I would call this movie a slow-burn, but burn is not the right word. This movie suffocates, and does so, agonizingly, at a snail's pace. Between the heavily-grained film that you can barely see past, the long shots of seemingly mundane images, and the muffled and almost indiscernible voices that constantly border on whispers, this movie is not for people who cannot or do not want to immerse themselves in a House of Leaves-esque reality bender that both under- and over-stimulates.
This movie plays on some of the deepest memories of a complicated and/or traumatic childhood. Seeing the world at such a small scale, fractions of a whole picture. Feeling the undulating, viscous darkness in the corners of each room. Being left alone, forced to watch the walls, the floor, the static manifesting in your eyes when there's just too little light to see. Staring endlessly into a solid void. The eyes of a child see many more horrors than the eyes of an adult, who can rationalize, react, and regroup. Skinamarink does what I almost wish it didn't do, which is show the most unnerving parts of life through a lens of simplicity and repetition, often how children have to experience the darkest parts of their lives. Being held captive in moments of otherwise banality, there is something gripping about not being able to be freed from it. You may have come in willingly, but this movie traps you.
Needless to say, some parts of the movie are to be desired. I did not particularly enjoy the execution of Kaylee's facial deformity, among some of the other flashier scenes. Some of it felt like a departure from what the whole of the movie felt like, and breached my immersion for a quick grasp at what one would expect from a horror film. A dash of crowd-pleasing, if you will.
Whether you compare it to Blair Witch or not, there is at least one commonality I see in a lot of the reviews. Some may think the "aesthetic" is being way too forced, but what some fail to realize is that, to some, this is more than a self-gratifying aesthetic.

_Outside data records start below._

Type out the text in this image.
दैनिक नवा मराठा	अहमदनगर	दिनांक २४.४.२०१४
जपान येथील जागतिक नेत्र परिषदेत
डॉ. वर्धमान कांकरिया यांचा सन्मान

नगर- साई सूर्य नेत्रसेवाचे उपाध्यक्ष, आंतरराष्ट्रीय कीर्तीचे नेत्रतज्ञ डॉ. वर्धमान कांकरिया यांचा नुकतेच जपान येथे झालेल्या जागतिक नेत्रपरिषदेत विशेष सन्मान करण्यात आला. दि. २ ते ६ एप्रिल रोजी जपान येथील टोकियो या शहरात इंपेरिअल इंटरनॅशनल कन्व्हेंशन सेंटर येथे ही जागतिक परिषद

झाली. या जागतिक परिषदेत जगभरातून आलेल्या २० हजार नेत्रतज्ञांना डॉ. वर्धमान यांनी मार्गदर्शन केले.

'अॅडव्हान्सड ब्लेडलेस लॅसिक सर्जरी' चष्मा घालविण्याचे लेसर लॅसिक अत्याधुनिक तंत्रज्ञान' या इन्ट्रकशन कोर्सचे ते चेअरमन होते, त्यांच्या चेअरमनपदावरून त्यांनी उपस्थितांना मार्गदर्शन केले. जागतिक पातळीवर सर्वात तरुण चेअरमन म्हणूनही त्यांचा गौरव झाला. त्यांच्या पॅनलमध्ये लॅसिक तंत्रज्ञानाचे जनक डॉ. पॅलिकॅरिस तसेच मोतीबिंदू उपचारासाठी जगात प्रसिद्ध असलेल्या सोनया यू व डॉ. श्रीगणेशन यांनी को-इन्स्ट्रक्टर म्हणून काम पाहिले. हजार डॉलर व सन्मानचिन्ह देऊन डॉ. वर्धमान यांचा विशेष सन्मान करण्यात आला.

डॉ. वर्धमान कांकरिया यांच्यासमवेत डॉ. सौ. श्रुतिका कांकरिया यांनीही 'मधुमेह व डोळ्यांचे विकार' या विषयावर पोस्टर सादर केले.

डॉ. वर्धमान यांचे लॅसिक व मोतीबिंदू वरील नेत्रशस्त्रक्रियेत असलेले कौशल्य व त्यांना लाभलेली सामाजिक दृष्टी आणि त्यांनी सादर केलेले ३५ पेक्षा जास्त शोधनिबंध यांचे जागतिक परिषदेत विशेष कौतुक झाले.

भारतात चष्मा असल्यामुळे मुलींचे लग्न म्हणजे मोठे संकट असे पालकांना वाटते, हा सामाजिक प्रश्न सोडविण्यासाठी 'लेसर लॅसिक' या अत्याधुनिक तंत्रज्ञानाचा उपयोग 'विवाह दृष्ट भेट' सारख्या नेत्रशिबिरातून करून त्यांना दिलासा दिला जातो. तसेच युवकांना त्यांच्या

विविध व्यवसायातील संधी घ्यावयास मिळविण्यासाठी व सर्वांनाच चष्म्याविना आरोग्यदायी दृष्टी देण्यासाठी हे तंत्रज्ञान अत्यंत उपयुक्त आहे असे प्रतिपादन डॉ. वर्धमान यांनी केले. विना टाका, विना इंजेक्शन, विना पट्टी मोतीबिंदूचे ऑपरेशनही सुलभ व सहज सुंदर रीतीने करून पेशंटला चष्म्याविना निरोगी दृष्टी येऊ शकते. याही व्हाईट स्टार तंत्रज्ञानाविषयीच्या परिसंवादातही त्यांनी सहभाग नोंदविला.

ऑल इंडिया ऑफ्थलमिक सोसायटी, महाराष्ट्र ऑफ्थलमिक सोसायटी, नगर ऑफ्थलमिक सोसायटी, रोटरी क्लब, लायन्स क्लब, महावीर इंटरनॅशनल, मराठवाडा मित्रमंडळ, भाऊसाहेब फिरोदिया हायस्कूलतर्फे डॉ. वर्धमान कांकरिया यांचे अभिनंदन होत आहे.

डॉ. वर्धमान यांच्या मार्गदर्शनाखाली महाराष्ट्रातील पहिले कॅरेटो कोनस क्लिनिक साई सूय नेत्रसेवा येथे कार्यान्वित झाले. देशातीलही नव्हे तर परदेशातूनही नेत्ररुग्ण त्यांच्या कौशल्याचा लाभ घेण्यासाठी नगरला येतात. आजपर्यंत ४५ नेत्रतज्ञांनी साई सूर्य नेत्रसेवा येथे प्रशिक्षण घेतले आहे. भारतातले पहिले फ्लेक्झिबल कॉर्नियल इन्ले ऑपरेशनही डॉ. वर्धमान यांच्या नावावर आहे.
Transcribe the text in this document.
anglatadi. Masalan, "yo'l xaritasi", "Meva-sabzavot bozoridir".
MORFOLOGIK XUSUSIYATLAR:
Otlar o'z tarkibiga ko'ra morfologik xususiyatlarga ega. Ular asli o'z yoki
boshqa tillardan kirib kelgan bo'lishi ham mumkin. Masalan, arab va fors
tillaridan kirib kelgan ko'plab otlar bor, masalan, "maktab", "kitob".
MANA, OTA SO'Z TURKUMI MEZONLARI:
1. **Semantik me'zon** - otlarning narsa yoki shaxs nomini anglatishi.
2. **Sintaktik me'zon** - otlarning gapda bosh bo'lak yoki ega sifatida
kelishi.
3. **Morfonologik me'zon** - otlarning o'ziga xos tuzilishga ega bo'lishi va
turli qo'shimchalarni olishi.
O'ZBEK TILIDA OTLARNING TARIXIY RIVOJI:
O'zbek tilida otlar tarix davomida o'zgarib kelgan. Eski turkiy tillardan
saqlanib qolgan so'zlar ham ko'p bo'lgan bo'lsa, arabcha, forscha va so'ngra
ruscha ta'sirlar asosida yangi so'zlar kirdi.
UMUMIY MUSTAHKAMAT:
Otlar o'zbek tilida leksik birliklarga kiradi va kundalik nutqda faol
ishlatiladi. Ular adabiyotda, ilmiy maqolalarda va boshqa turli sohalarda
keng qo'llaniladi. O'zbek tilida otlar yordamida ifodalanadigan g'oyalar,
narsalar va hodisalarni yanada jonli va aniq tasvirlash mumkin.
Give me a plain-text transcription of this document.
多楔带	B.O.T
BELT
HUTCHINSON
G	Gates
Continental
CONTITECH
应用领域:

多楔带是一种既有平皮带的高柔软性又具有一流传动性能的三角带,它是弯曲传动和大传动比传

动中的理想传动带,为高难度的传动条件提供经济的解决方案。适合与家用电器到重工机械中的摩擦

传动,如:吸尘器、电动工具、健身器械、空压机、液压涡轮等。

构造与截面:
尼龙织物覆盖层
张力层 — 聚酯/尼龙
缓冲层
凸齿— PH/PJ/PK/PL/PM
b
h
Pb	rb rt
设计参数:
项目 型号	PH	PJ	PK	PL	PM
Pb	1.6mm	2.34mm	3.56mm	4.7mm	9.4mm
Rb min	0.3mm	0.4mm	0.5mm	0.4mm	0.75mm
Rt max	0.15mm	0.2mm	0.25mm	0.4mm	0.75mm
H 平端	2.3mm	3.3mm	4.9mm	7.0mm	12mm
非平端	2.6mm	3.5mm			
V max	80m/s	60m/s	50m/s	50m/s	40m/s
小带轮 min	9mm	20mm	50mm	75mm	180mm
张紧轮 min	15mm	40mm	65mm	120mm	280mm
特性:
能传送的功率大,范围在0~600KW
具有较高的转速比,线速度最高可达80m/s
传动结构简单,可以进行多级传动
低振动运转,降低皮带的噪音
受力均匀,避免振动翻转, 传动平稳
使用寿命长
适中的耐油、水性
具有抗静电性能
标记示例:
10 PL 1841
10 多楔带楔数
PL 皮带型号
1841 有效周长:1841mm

This is a wire-tap into the fuzzy, nebulous, and often visually exaggerated memories of a child.
In short (and in my opinion) this movie was a tangible feeling, and that feeling is not exactly horror, not terror, not even simple fear. This movie is the pure feeling of quiet unease, the threat of your safety being ripped from you, the agony of waiting for an answer, and an almost unnerving calm knowing that there is no foreseeable end to a diluted torture.
Will watch again, but only when I want to dissociate for the next 24 hours.